Contributions by Members of the Working Group.

“A valuable and informative meeting on elderly and palliative care. Colleagues and experts strongly reject the euthanasia legislation (in The Netherlands, Belgium and Luxemburg). We hear concrete and touching examples of how it works out in practice.” Bastiaan Belder MEP (ECR, Chair of the Working Group)
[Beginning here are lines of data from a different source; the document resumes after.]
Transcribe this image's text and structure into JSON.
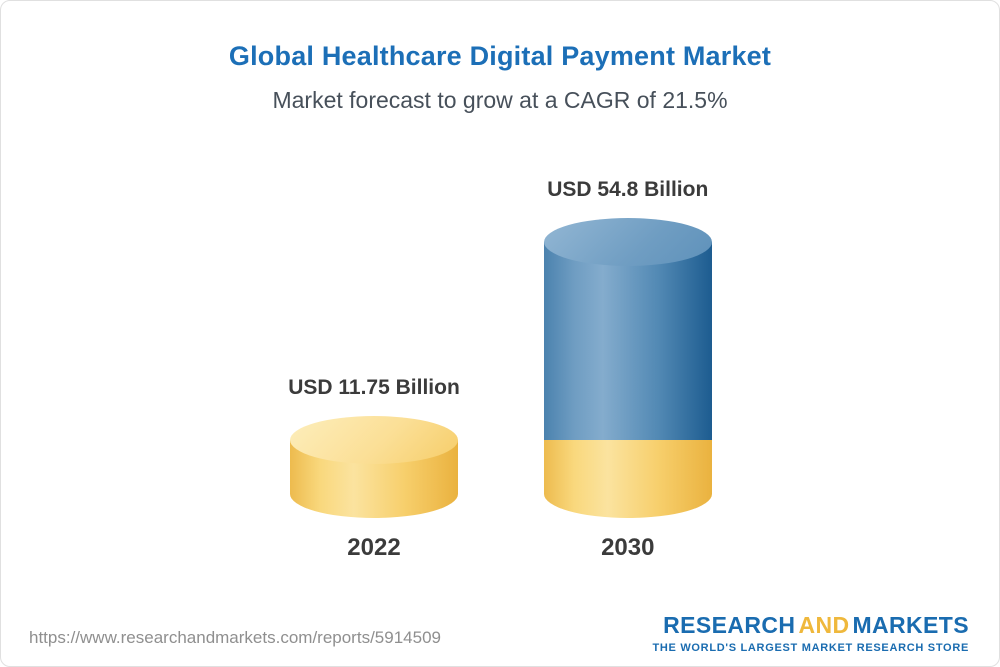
{
  "chart_data": {
    "type": "bar",
    "title": "Global Healthcare Digital Payment Market",
    "subtitle": "Market forecast to grow at a CAGR of 21.5%",
    "cagr_percent": 21.5,
    "categories": [
      "2022",
      "2030"
    ],
    "values": [
      11.75,
      54.8
    ],
    "value_labels": [
      "USD 11.75 Billion",
      "USD 54.8 Billion"
    ],
    "unit": "USD Billion",
    "ylim": [
      0,
      60
    ],
    "bar_colors": [
      "#f6cf6b",
      "#4a81ad"
    ],
    "legend": "none",
    "grid": "off",
    "notes": "3D cylinder bars; 2030 bar shows the 2022 value as a gold base segment under the blue segment"
  },
  "footer": {
    "url": "https://www.researchandmarkets.com/reports/5914509",
    "logo": {
      "research": "RESEARCH",
      "and": "AND",
      "markets": "MARKETS",
      "tagline": "THE WORLD'S LARGEST MARKET RESEARCH STORE"
    }
  },
  "colors": {
    "title_blue": "#1c6fb7",
    "text_dark": "#3b3b3b",
    "subtitle_gray": "#47505a",
    "url_gray": "#8f8f8f",
    "gold": "#f6cf6b",
    "blue": "#4a81ad",
    "logo_blue": "#1a6cb0",
    "logo_gold": "#efb83c"
  }
}
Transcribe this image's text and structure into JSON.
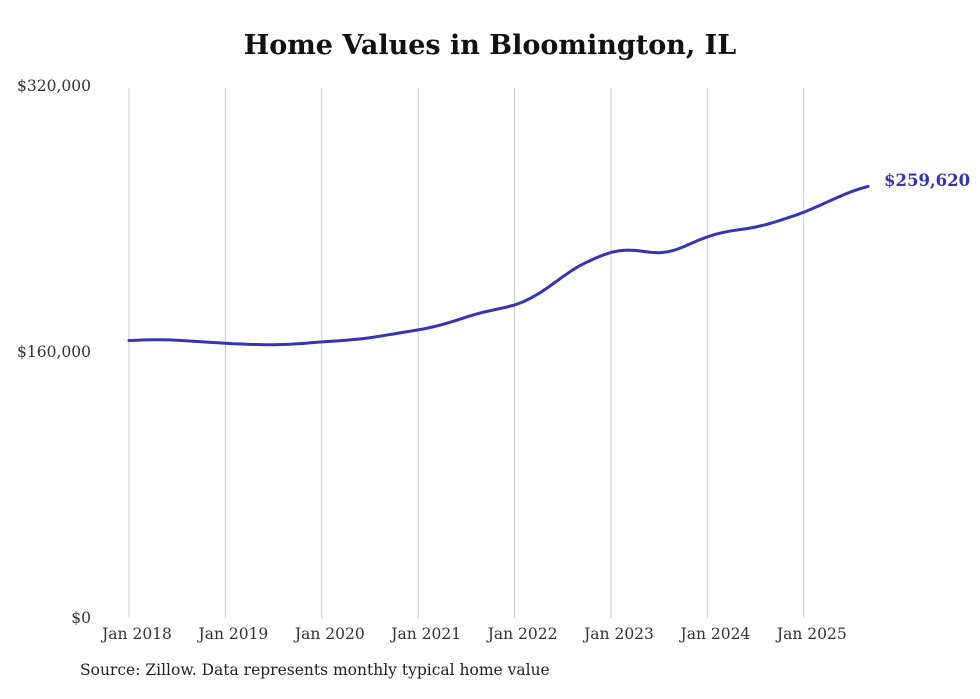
{
  "title": "Home Values in Bloomington, IL",
  "source_note": "Source: Zillow. Data represents monthly typical home value",
  "colors": {
    "line": "#3633b7",
    "grid": "#cccccc",
    "tick_label": "#333333",
    "end_label": "#3633b7",
    "title": "#111111",
    "background": "#ffffff"
  },
  "chart_data": {
    "type": "line",
    "title": "Home Values in Bloomington, IL",
    "xlabel": "",
    "ylabel": "",
    "ylim": [
      0,
      320000
    ],
    "grid": "vertical-only",
    "legend": "none",
    "y_tick_labels": [
      "$0",
      "$160,000",
      "$320,000"
    ],
    "y_tick_values": [
      0,
      160000,
      320000
    ],
    "x_tick_labels": [
      "Jan 2018",
      "Jan 2019",
      "Jan 2020",
      "Jan 2021",
      "Jan 2022",
      "Jan 2023",
      "Jan 2024",
      "Jan 2025"
    ],
    "final_value_label": "$259,620",
    "x": [
      "2018-01",
      "2018-02",
      "2018-03",
      "2018-04",
      "2018-05",
      "2018-06",
      "2018-07",
      "2018-08",
      "2018-09",
      "2018-10",
      "2018-11",
      "2018-12",
      "2019-01",
      "2019-02",
      "2019-03",
      "2019-04",
      "2019-05",
      "2019-06",
      "2019-07",
      "2019-08",
      "2019-09",
      "2019-10",
      "2019-11",
      "2019-12",
      "2020-01",
      "2020-02",
      "2020-03",
      "2020-04",
      "2020-05",
      "2020-06",
      "2020-07",
      "2020-08",
      "2020-09",
      "2020-10",
      "2020-11",
      "2020-12",
      "2021-01",
      "2021-02",
      "2021-03",
      "2021-04",
      "2021-05",
      "2021-06",
      "2021-07",
      "2021-08",
      "2021-09",
      "2021-10",
      "2021-11",
      "2021-12",
      "2022-01",
      "2022-02",
      "2022-03",
      "2022-04",
      "2022-05",
      "2022-06",
      "2022-07",
      "2022-08",
      "2022-09",
      "2022-10",
      "2022-11",
      "2022-12",
      "2023-01",
      "2023-02",
      "2023-03",
      "2023-04",
      "2023-05",
      "2023-06",
      "2023-07",
      "2023-08",
      "2023-09",
      "2023-10",
      "2023-11",
      "2023-12",
      "2024-01",
      "2024-02",
      "2024-03",
      "2024-04",
      "2024-05",
      "2024-06",
      "2024-07",
      "2024-08",
      "2024-09",
      "2024-10",
      "2024-11",
      "2024-12",
      "2025-01",
      "2025-02",
      "2025-03",
      "2025-04",
      "2025-05",
      "2025-06",
      "2025-07",
      "2025-08",
      "2025-09"
    ],
    "series": [
      {
        "name": "Typical home value",
        "values": [
          166900,
          167100,
          167300,
          167400,
          167400,
          167300,
          167100,
          166800,
          166500,
          166200,
          165900,
          165600,
          165300,
          165000,
          164800,
          164600,
          164500,
          164400,
          164400,
          164500,
          164700,
          165000,
          165300,
          165700,
          166100,
          166400,
          166700,
          167100,
          167500,
          168000,
          168600,
          169300,
          170100,
          170900,
          171700,
          172500,
          173300,
          174200,
          175300,
          176500,
          177900,
          179400,
          181000,
          182500,
          183800,
          184900,
          185900,
          187000,
          188300,
          190100,
          192400,
          195100,
          198300,
          201800,
          205300,
          208600,
          211600,
          214100,
          216300,
          218300,
          219900,
          220900,
          221300,
          221100,
          220500,
          219900,
          219700,
          220200,
          221400,
          223200,
          225300,
          227400,
          229300,
          230800,
          232000,
          232900,
          233600,
          234300,
          235200,
          236300,
          237600,
          239100,
          240700,
          242300,
          244100,
          246100,
          248200,
          250400,
          252600,
          254700,
          256600,
          258200,
          259620
        ]
      }
    ]
  }
}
"The road to euthanasia was paved with so many ideological arguments but how can it be controlled now?" (Alojz Peterle MEP EPP, vice-chair of the Working Group). "The quality of a society is measured by the attention a society pay to the weaker" remarked on the importance of successfully integrating palliative care to the healthcare systems



Luigi Morgano MEP (S&D, vice-chair of the Working Group) considers polarisation on this topic unnecessary: “The issue of "cure" tends today to radicalise around two extremes: on one side, active cures that aim to heal and prolong life; on the other hand euthanasia / assisted suicide, medical practices forbidden in many countries, but legal in some. We're at risk, in this context, of creating two stereotypes: the good doctor, who wants to conserve life; and the bad doctor, who stops and seems to want to shorten it. This is a misleading vision. It conceals the wider spectrum of interventions useful for the patient: curing symptoms, the care for quality of life, the reflection on life expectancy, respecting the will of the patient, palliative care, searching for a dignified passing, free of avoidable suffering.” 

Conclusion
The MEPs  expressed the common understanding that elderly who are terminally ill should be treated with respect and human dignity, an essential value in Europe. That includes proper palliative care without the need to fear that their life in its vulnerable stage is threatened by acts which will hasten their death.  "Euthanasia does not fit within this definition of Palliative Care.” they concluded.